Antes de mudar de país eu já considerava ter furado a minha bolha social no Brasil.
Eu tinha contato com realidades de diferentes classes sociais por causa da minha profissão, e eu precisava entender os contextos dessas classes sociais para que pudesse realizar o meu trabalho com assertividade. Eu trabalhava com famílias em situação de vulnerabilidade, risco e negligência, e também com pessoas com poder aquisitivo elevado.
Entretanto, na minha vida pessoal eu convivia com pessoas de diferentes grupos, mas com os mesmos perfis.
Eu, que até então acreditava que convivia com todo tipo de gente, cheguei na Bélgica e aí sim entendi o que é conviver com pessoas tão diferentes. Pessoas de nacionalidades diferentes, culturas diferentes, costumes, hábitos, conceitos diferentes, tudo tão diferente.
No meu primeiro ano aqui eu estudei neerlandês em uma escola que o governo oferece aulas para imigrantes. Desses imigrantes, cada pessoa tem um motivo para estar lá. Alguns estão lá por vontade própria, outros precisam por causa da renovação de documento, outros são os refugiados que são acolhidos pelo governo e precisam se desenvolver, entre tantos outros possíveis motivos.
Quando olhamos para realidades tão diferentes, ampliamos a nossa forma de ver o mundo, de pensar, de agir, pensamos no cuidado para não constranger alguém por algo que é tão natural para nós. Vemos o mundo de cada pessoa da forma que deve ser visto, com o olhar dela. Isso é algo muito especial, é tão bonito sentir no dia a dia que o mundo é tão além. É uma experiência que nos torna mais humildes, pois temos a certeza de que somos apenas mais um ser humano no meio de tantos. Nossas vontades não serão realizadas. Nossas frustrações nos acompanharão diante das dificuldades que surgirão. Precisaremos respeitar que o país para onde nos mudamos é diferente, nem melhor e nem pior, mas que tem sua própria cultura.
Mudar de país me fez sair completamente da minha bolha social e me envolver com realidades que eu nunca imaginei que teria contato. Eu não sou mais a mesma. Muita coisa mudou em mim e eu gosto de olhar para o meu crescimento como ser humano e para tudo que aprendi. Eu amo viver em um lugar onde tudo é tão diverso, onde observo todo tipo de costume e aplico o que me agrada na minha vida. Nada disso seria possível se eu não tivesse saído do país que nasci, pois apesar de ser questionadora e interessada em buscar o que realmente faz sentido para mim, é diferente de você se deparar com a realidade de que é possível mudar coisas que até então eram tidas como um padrão, é considerar que a cultura que você aprendeu é discutível.
Uma das sensações que carrego e que eu acredito que habita muitos dos imigrantes é a sensação de não pertencimento.
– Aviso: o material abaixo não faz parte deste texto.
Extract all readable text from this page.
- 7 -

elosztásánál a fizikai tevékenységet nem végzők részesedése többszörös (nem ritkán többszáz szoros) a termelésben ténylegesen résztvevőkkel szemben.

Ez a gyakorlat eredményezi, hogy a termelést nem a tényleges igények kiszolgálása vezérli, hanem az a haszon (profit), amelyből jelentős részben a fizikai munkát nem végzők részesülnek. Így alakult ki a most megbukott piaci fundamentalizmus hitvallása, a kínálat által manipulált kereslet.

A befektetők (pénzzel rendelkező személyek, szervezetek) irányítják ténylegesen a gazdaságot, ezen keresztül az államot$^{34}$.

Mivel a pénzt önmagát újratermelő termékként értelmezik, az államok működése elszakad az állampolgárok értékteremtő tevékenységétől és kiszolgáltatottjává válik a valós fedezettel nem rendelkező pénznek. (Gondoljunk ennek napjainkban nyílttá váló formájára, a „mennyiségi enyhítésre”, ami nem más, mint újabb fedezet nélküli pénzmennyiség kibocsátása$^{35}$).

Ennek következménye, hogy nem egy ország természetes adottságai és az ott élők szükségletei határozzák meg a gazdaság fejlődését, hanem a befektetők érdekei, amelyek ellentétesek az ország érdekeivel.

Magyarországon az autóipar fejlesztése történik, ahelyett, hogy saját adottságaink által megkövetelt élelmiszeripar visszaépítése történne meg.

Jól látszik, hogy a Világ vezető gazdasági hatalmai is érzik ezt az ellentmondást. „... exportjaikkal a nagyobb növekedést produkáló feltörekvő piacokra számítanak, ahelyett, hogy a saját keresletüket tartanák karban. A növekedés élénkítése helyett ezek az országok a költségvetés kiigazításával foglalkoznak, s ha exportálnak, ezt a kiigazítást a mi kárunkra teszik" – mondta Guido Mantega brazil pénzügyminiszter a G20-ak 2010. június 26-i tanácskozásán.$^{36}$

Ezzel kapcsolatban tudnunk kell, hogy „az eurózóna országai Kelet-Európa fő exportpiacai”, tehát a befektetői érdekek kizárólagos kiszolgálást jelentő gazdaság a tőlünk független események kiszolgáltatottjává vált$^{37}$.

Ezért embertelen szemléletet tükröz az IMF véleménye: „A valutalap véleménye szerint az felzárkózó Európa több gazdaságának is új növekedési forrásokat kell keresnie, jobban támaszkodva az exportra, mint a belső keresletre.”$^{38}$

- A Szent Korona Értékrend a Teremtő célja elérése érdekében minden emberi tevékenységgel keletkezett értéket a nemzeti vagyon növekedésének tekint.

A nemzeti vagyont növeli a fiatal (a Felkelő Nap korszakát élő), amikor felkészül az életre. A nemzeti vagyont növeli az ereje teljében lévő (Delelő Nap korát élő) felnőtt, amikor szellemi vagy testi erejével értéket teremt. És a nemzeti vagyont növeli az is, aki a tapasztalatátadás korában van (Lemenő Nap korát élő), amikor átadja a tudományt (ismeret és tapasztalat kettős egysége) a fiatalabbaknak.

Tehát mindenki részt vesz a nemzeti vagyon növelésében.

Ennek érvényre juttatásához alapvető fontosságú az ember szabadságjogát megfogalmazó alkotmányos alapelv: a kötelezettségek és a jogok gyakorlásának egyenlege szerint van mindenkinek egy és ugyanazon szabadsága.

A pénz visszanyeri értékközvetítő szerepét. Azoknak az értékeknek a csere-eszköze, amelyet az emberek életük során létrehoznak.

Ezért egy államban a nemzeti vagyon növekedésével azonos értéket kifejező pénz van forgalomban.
Na minha vida, a sensação de não pertencimento já existe desde a infância, ou seja, desde o Brasil. Hoje, morar em um lugar onde eu acredito que muitos também carregam a sensação de não pertencimento até faz com que eu me sinta pertencente a algo. Porém, eu continuo convivendo com a sensação de não pertencimento aqui na Bélgica.
Na primeira vez que visitei o Brasil novamente pude perceber a sensação de que ali, definitivamente, já não era mais o meu lugar. Eu não consegui me encaixar ali, me senti completamente perdida, estranha, distante, solitária, me senti uma estrangeira no meu país de origem, uma estranha no ninho, até mais do que como eu me sinto aqui na Bélgica. Algo foi rompido. Eu voltei completamente diferente de como saí de lá, uma mudança que às vezes é até difícil de compreender. Hoje eu vejo o Brasil como um lugar estrangeiro.
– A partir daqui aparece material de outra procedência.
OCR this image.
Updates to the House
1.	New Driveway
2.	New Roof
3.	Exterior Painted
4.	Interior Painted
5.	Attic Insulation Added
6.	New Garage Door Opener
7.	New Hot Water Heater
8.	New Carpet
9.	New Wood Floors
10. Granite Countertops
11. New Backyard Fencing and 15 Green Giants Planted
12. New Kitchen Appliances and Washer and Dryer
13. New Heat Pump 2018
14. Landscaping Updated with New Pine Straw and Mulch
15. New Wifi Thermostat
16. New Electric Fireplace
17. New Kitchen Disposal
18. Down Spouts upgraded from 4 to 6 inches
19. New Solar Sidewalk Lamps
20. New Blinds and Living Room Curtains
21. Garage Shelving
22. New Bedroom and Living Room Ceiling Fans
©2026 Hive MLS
Morar fora é desafiador, exaustivo e doloroso. Vivemos muitos lutos: perda de identidade, cultura, linguagem, familiares, colegas, emprego, status… Mas é inegável o quanto é enriquecedor.
Acredito que a sensação de não pertencimento continuará existindo, por mais disposição, empenho e persistência que exista. Hoje eu sou uma mistura do que vivi, sou o que for preciso, sei que posso me moldar e me adaptar se for o que eu quiser. Sair da bolha social e se envolver com realidades tão diferentes é algo que, definitivamente, vale a pena.